Tuesday, August 10, 2021

10 August 2021 - a cheerful giver


“Amen, amen, I say to you,
unless a grain of wheat falls to the ground and dies,
it remains just a grain of wheat;
but if it dies, it produces much fruit.

Our lives, closed in on themselves, held tightly and not offered to others, remain as grains, small, hard, and not very useful. Seeds do not exist to remain as seeds, but rather to be transformed and grow. When the winds of the spirit blow we must allow ourselves to be shaken free from whatever plants have held us secure until then. We must allow ourselves to be seeds scattered even though it means the soil will cover us, even though we ourselves will be cracked open so that new life can emerge. This will likely be disorienting and painful, but the results will be worth it.

Whoever loves his life loses it,
and whoever hates his life in this world
will preserve it for eternal life.

If we love our life, as we currently have it, we will lose it. As time passes, we ought to begin to discover this even before our lives are over and our decisions are final, as the passage of time forces us to let go of more and more. If, before then our final hour, we can see the bigger picture, then we can allow our lives to be given so that something more may come of them. We can recognize ourselves as seeds that are meant to eventually bear fruit as plants, and therefore commit ourselves to lives offered in order to bear fruit. We can recognize when we are being tempted to live in a way that is apparently an attempt to remain a seed forever, to build up walls, and cling to safety. When we recognize temptations like this for what they are they are easier to overcome.

Whoever serves me must follow me,
and where I am, there also will my servant be.
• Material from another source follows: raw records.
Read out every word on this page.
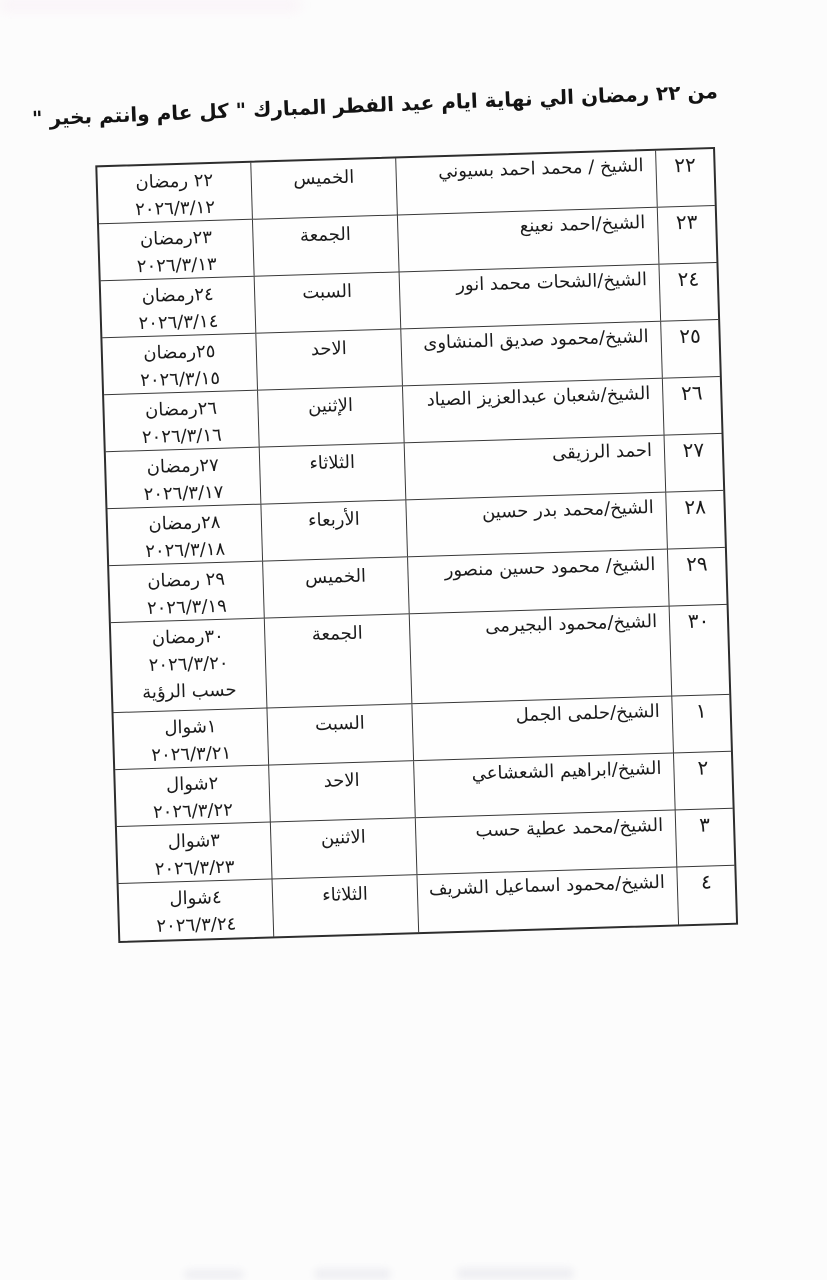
من ٢٢ رمضان الي نهاية ايام عيد الفطر المبارك " كل عام وانتم بخير "
٢٢
الشيخ / محمد احمد بسيوني
الخميس
٢٢ رمضان
٢٠٢٦/٣/١٢
٢٣
الشيخ/احمد نعينع
الجمعة
٢٣رمضان
٢٠٢٦/٣/١٣
٢٤
الشيخ/الشحات محمد انور
السبت
٢٤رمضان
٢٠٢٦/٣/١٤
٢٥
الشيخ/محمود صديق المنشاوى
الاحد
٢٥رمضان
٢٠٢٦/٣/١٥
٢٦
الشيخ/شعبان عبدالعزيز الصياد
الإثنين
٢٦رمضان
٢٠٢٦/٣/١٦
٢٧
احمد الرزيقى
الثلاثاء
٢٧رمضان
٢٠٢٦/٣/١٧
٢٨
الشيخ/محمد بدر حسين
الأربعاء
٢٨رمضان
٢٠٢٦/٣/١٨
٢٩
الشيخ/ محمود حسين منصور
الخميس
٢٩ رمضان
٢٠٢٦/٣/١٩
٣٠
الشيخ/محمود البجيرمى
الجمعة
٣٠رمضان
٢٠٢٦/٣/٢٠
حسب الرؤية
١
الشيخ/حلمى الجمل
السبت
١شوال
٢٠٢٦/٣/٢١
٢
الشيخ/ابراهيم الشعشاعي
الاحد
٢شوال
٢٠٢٦/٣/٢٢
٣
الشيخ/محمد عطية حسب
الاثنين
٣شوال
٢٠٢٦/٣/٢٣
٤
الشيخ/محمود اسماعيل الشريف
الثلاثاء
٤شوال
٢٠٢٦/٣/٢٤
Since we see around us so many abortive seeds that never became plants it is especially helpful that Jesus first demonstrated himself the way he would ask us to follow later. Jesus never for a single moment thought to remain a seed. His life was always directed toward the mission, toward the cross, toward the tree of life that would bear for us the ultimate fruit.

Each must do as already determined, without sadness or compulsion,
for God loves a cheerful giver.

It is not only as martyrs that we give our lives. Every little act of love counts. Bit by bit we break out of our shells and begin to push free from the soil toward the sun. Yet there is no gift that God asks for us, time, talent, treasure, or indeed our very lives that he does not desire us to give cheerfully. Saint Lawrence was so close to God that even though he was being roasted alive he was still reputed to have been able to say, "Turn me over, I'm done on this side." And whether or not that story is apocryphal it nevertheless makes a great point of the goal, gifts offered without reluctance, without complaining. Since it is God himself who supplies everything we have to offer we too can learn to offer it cheerfully back to him who provided it.

Moreover, God is able to make every grace abundant for you,
so that in all things, always having all you need,
you may have an abundance for every good work.